Diaspora Affairs and Combating Antisemitism Minister Amichai Chikli presented President Isaac Herzog the Diaspora Proximity Index, an index that reflects the mood in Israeli society on the issues of Jewish identity, mutual Jewish guarantee, the nature of the relationship and connection between Israel and Diaspora Jewry, as well as the level of knowledge of Israelis' about Diaspora Judaism.
Most of the Diaspora Jews have never lived in the State of Israel and most of them do not even speak the Hebrew language, according to the index. Despite these facts, it is evident that the connection between the Jewish citizens of Israel and the Jews around the world is an unbreakable bond, based on a single historical and national alliance of destiny and a common past.
This connection is clearly reflected in the findings of the survey, which show that approximately 70% of Israelis feel a common destiny for Diaspora Jews and the Jews living in Israel.
What is the shared brotherhood between Israel and the Diaspora?
Sixty percent testify to a sense of brotherhood with Diaspora Jews and believe that the State of Israel is responsible for the continuation of Jewish existence in the Diaspora and not only in Israel.
Less than half of the respondents (49%) believe that Israeli society should consider the opinion and in the interests of Diaspora Jews in issues of religion and state.
The index also shows that approximately 81% of Israelis are disturbed by antisemitic attacks against Diaspora Jews, but only 61% believe that the State of Israel has responsibility for the safety of the Jews of the world who suffer from these acts.
About half (54%) of Israelis think that Israeli society should take into account the opinions and interests of Diaspora Jews in decision-making processes on foreign and security policy issues that can affect the status and situation of Jews abroad.
Fifty-seven percent of Israelis agree that the State of Israel has a moral obligation to help Jews around the world who are suffering from economic problems or natural disasters. Sixty-nine percent of Israelis feel a sense of shared destiny with the Jews in the Diaspora.

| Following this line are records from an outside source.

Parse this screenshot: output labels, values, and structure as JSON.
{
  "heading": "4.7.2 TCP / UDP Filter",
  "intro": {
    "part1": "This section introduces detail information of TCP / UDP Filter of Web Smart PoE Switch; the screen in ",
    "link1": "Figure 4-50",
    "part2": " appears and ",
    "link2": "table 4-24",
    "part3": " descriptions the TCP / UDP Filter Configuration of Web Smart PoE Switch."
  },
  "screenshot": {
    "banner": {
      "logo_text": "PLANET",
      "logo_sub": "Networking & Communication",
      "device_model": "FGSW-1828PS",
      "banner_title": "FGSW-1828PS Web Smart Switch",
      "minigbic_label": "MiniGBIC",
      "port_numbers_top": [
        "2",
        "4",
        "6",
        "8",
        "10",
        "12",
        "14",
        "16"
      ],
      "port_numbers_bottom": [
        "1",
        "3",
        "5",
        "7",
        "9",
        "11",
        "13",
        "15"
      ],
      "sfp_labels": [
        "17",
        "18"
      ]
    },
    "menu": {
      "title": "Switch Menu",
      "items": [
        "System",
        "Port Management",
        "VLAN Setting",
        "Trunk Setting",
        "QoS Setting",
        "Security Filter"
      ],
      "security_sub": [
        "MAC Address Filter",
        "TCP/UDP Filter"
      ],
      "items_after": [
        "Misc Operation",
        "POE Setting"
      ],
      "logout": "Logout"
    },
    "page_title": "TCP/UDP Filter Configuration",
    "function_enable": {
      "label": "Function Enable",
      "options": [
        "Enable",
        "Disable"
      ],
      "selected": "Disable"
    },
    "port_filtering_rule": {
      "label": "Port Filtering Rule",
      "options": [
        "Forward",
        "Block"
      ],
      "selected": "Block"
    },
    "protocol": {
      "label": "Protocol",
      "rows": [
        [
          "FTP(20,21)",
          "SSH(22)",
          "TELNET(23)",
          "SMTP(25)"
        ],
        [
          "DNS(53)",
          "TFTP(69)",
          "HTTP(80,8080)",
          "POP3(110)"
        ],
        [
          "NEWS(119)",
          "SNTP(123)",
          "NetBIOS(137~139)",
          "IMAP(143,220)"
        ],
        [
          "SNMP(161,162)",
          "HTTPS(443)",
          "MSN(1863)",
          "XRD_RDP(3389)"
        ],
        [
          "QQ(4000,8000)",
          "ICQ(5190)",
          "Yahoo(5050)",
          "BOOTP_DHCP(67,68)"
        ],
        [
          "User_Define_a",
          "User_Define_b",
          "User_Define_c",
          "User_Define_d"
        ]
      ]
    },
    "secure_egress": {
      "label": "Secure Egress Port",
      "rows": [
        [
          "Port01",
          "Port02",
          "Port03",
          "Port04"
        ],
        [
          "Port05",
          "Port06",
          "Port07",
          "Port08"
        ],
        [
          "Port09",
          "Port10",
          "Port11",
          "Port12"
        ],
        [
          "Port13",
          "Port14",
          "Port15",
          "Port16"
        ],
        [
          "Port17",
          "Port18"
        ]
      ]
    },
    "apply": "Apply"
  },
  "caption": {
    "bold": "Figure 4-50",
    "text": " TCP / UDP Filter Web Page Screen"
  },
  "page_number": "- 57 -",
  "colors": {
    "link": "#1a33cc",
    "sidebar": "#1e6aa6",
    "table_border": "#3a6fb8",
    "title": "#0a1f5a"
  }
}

Interestingly, the group of Israelis that is most supportive of the Israeli government budget of more than NIS half-a-billion for supporting Jewish life in the Diaspora are the haredim (ultra-orthodox) with 43% support, followed by the religious community (41% support), traditional Israelis (30%) and secular Israelis with only 23% support for this type of a budget. The average Israeli support is 30%.